Cariotipo del Síndrome

Cariotipo del Síndrome

INCIDENCIA

1 de cada 500 hombres (cromosopia sexual más frecuente). Sube un 0,6% cuando la madre tiene una edad mayor a 35 años, y un 5,4% cuando la madre es mayor a 45 años.

GENETICA

El más frecuente (complemento mosaico) es 46, XY/47, XXY, en ocasiones se ha presentado 48, XXXY o 49, XXXXY, y se ha encontrado muy pocos casos de la fertilidad en hombres con este síndrome.

ETIOLOGIA

Falta de disyunción durante la meiosis y mitosis, de igual manera falta de la anafase durante la mitosis y me

DIAGNOSTICO

Elevación de la concentración dec FSH (Hormona Foliculoestimulante)

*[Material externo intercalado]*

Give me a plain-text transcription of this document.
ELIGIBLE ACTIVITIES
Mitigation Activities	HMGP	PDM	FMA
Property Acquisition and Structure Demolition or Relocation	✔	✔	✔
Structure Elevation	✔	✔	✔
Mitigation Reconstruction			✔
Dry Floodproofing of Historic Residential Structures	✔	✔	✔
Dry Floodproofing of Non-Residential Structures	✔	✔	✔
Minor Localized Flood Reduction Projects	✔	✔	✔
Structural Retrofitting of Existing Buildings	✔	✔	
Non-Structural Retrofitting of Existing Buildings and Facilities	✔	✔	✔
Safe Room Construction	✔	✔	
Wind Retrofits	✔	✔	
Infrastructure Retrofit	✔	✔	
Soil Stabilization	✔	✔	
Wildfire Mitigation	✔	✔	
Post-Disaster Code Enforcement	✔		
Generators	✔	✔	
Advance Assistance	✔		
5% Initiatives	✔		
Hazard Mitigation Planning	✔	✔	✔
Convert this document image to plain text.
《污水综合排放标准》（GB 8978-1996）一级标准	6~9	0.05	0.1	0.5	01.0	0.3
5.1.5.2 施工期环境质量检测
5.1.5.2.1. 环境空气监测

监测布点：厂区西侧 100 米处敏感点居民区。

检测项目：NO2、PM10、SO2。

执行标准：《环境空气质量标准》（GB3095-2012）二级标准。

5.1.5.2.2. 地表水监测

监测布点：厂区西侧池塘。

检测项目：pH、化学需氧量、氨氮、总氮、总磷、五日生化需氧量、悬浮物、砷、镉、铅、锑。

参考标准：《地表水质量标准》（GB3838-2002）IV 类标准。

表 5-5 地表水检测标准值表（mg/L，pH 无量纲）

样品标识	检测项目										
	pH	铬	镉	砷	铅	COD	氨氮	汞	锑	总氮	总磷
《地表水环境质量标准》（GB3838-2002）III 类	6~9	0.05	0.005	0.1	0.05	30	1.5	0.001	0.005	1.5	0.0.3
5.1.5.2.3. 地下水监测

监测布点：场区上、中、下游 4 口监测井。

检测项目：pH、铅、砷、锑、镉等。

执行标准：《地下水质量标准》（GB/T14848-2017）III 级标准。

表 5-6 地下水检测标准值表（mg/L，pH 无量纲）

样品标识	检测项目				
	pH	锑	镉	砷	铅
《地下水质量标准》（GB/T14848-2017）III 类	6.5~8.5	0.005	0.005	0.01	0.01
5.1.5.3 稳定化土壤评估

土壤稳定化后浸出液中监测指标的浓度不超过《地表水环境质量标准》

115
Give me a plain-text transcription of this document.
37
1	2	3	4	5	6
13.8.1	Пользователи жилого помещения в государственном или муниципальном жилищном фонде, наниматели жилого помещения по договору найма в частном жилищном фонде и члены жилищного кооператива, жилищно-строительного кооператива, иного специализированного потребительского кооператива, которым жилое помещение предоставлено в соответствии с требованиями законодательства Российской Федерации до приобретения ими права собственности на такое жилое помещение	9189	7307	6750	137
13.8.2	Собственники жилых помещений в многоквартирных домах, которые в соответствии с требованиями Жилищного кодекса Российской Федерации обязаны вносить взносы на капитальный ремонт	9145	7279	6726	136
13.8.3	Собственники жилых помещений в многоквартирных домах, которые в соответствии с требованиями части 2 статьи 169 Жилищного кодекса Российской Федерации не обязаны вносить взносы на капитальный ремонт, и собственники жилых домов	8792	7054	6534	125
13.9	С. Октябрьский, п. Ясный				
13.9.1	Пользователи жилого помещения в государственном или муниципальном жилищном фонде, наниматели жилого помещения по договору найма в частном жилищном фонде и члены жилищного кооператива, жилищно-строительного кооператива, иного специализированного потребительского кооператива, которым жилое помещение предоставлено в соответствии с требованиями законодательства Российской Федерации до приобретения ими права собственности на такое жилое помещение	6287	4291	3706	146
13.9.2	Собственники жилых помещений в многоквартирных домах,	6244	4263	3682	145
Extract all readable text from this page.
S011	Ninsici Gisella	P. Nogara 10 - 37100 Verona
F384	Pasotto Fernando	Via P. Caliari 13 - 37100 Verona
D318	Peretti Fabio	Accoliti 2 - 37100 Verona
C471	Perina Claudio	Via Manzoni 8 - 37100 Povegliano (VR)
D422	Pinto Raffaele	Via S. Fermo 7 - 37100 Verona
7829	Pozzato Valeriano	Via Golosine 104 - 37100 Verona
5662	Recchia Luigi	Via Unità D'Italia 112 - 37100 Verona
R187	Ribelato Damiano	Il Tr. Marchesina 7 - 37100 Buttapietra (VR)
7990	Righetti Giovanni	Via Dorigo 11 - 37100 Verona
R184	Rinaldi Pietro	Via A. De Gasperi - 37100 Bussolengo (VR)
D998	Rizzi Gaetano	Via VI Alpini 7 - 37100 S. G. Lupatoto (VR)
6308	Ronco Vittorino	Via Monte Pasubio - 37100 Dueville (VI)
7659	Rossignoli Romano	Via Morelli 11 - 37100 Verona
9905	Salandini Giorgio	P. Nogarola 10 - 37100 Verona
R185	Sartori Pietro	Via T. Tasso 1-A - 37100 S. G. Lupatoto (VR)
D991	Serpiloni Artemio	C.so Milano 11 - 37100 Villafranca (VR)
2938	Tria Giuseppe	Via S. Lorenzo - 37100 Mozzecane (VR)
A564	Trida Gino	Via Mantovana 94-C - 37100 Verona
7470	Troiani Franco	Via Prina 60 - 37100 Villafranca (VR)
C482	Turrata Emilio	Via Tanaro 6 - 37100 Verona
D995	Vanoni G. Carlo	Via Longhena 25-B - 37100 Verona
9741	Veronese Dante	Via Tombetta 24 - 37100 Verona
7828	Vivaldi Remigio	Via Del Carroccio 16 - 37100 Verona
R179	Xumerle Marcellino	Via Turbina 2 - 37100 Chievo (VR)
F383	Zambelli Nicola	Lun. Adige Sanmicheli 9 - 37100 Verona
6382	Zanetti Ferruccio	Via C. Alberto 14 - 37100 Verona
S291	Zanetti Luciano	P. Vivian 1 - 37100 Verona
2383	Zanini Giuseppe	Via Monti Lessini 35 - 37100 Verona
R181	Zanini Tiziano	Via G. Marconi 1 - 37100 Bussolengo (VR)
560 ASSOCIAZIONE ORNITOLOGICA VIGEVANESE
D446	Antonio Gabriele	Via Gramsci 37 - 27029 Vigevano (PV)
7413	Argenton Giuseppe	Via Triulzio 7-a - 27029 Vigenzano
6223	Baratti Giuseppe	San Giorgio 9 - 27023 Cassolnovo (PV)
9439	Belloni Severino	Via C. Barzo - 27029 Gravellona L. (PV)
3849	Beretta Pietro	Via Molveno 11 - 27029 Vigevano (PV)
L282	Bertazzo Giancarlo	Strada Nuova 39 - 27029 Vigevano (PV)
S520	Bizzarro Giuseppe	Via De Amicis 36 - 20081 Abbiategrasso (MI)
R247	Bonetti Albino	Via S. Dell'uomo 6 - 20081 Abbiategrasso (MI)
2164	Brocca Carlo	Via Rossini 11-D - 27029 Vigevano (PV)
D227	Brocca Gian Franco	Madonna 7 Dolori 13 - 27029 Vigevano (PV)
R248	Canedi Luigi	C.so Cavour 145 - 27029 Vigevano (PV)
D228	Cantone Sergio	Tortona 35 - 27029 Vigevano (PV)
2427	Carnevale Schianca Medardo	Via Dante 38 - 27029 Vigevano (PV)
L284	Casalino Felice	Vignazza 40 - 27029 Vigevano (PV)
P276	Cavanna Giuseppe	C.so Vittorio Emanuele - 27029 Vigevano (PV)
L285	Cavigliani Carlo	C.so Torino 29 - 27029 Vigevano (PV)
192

Testosterona plasmática total disminuida del 50 al 60%

Concentración de testosterona libre baja

Estradiol plasmático (una hormona esteroide sexual femenina. El estradiol es abreviado E2) aumenta y estimula la elevación de globulina transportadora de testosterona.

TRATAMIENTO

Reposición de andrógeno en forma de testosterona

Tratamiento de los problemas psicosociales.

Cirugía estética para tratar la ginecomastia.

Inyección de espermas intracitoplasmatico.